The result of these changes is that propaganda has become in modern war not only a formidable weapon against the enemy but likewise a necessary tool in promoting a national war effort. Through it are carried popular appeals to make the necessary sacrifices and to contribute muscle, mind, and money to the successful prosecution of the war. In a democratic country under governments chosen by and responsible to the people, the entire population, in and out of uniform, must be informed of the progress of the war. A free flow of information serves to stimulate the war effort, strengthens the nation to stand reverses, to hold steadfast through a long conflict, to take losses courageously, to make sacrifices bravely, to buy bonds generously, and to cooperate in every way possible in the great national effort for victory.

The political aspects of war tie in closely with all this, as has been shown, for example, by the Moscow, Cairo, and Teheran conferences. The combatant nations must have programs for victory and programs for peace. And their people must be told about them.

But even that isn’t the whole story. Propaganda in wartime must seek to demoralize enemy morale. A primary objective of propaganda aimed at enemy nations is to break down their will to fight. It seeks to lower the enemy’s will to resist and it does this in several ways. One is to picture the military successes on the propagandist’s side. Another is to picture the armed might and economic power that the enemy has to face. Yet another is to picture the moral superiority of the cause against which the enemy is fighting. It is part of a nation’s strategic plan to intimidate enemy leaders, to separate them from their people, and to break down resistance by producing evidence that the mass of the enemy people have been deceived and misled.

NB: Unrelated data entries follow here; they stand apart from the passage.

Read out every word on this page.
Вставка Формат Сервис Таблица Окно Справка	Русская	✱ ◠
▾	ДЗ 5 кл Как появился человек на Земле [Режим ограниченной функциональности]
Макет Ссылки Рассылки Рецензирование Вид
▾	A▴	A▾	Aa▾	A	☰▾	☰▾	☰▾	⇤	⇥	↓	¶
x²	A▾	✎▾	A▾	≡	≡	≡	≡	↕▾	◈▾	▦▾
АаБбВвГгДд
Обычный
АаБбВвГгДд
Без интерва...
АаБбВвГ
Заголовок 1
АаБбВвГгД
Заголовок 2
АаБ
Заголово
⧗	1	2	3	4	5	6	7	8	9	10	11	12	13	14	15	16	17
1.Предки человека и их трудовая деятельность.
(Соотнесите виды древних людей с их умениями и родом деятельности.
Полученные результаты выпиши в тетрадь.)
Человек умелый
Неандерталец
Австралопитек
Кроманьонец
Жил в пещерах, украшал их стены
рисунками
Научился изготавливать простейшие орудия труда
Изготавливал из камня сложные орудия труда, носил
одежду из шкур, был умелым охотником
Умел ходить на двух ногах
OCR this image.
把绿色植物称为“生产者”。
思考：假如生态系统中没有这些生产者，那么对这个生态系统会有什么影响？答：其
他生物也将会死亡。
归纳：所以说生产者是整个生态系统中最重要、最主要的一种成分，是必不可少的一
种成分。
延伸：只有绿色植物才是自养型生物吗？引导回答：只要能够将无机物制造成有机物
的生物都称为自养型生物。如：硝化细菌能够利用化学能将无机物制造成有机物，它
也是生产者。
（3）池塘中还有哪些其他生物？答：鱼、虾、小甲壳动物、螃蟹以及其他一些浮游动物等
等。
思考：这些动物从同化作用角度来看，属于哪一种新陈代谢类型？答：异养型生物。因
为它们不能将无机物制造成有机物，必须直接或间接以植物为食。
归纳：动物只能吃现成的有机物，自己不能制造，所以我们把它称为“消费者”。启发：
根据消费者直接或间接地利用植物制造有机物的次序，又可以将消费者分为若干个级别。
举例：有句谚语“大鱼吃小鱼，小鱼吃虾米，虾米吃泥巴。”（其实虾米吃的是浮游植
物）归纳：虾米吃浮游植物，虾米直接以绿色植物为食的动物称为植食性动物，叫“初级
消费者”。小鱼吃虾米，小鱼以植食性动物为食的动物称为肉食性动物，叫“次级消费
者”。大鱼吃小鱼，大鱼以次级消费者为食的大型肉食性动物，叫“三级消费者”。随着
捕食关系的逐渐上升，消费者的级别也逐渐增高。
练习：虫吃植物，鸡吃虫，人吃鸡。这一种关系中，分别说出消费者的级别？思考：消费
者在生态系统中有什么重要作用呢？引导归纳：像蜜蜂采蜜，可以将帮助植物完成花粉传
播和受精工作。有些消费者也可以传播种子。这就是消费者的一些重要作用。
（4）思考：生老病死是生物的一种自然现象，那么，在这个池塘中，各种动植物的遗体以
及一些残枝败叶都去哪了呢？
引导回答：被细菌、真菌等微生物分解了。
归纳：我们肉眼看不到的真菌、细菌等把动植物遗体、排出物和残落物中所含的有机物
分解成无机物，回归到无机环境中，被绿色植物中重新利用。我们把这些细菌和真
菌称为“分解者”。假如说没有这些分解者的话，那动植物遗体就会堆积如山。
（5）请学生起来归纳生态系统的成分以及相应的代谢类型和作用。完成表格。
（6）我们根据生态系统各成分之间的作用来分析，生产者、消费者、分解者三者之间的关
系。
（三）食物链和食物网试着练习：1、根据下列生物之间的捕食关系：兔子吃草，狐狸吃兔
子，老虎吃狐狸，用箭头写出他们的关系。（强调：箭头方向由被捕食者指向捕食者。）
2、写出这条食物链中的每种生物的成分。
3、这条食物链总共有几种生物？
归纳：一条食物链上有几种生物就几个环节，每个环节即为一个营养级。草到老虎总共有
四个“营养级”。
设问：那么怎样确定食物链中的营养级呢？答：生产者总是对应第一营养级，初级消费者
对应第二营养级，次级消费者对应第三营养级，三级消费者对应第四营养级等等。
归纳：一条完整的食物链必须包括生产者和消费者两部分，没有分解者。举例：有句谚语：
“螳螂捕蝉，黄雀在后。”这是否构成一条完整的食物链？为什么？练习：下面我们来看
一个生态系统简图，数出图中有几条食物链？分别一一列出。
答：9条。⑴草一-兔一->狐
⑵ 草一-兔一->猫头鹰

Propaganda, too, is an instrument for maintaining unity and good will among allies banded together in a common effort. It is sometimes effective in bringing opinion in neutral states over to one side or another. And in the battle zones it serves to keep up the morale of the men who are doing the actual fighting job.

So, as you contrast the tremendous volume and intensity of war propaganda today with the situation in wars of other eras, you can’t escape the conclusion that what is going on now is a modern phenomenon. Propaganda of some sort had, it is true, been used in warfare for centuries. But all the social, economic, industrial, and military factors that make propaganda a large-scale part of war in 1944 first made themselves seriously felt in World War I. In that war, propaganda for the first time became all important and formal branch of government. It is in modern times that we have become familiar with such governmental institutions as the British Ministry of Information, the German Ministry of Propaganda and Public Enlightenment, the American Committee on Public Information (in World War I), the Office of War Information (in World War II), and their counterparts in many other countries.

It should not be forgotten that the astonishing forward strides in communications in the twentieth century have had a lot to do with the development of propaganda—especially radio broadcasting. Not only is propaganda vital to the conduct of modern war; it is also possible to reach many millions of people regularly, day and night, who only twenty-five years ago might have been almost beyond the reach of propaganda. Not only the words but the actual voices of the leaders of the nations at war are familiar to millions of people the world over, carried by the magic of radio.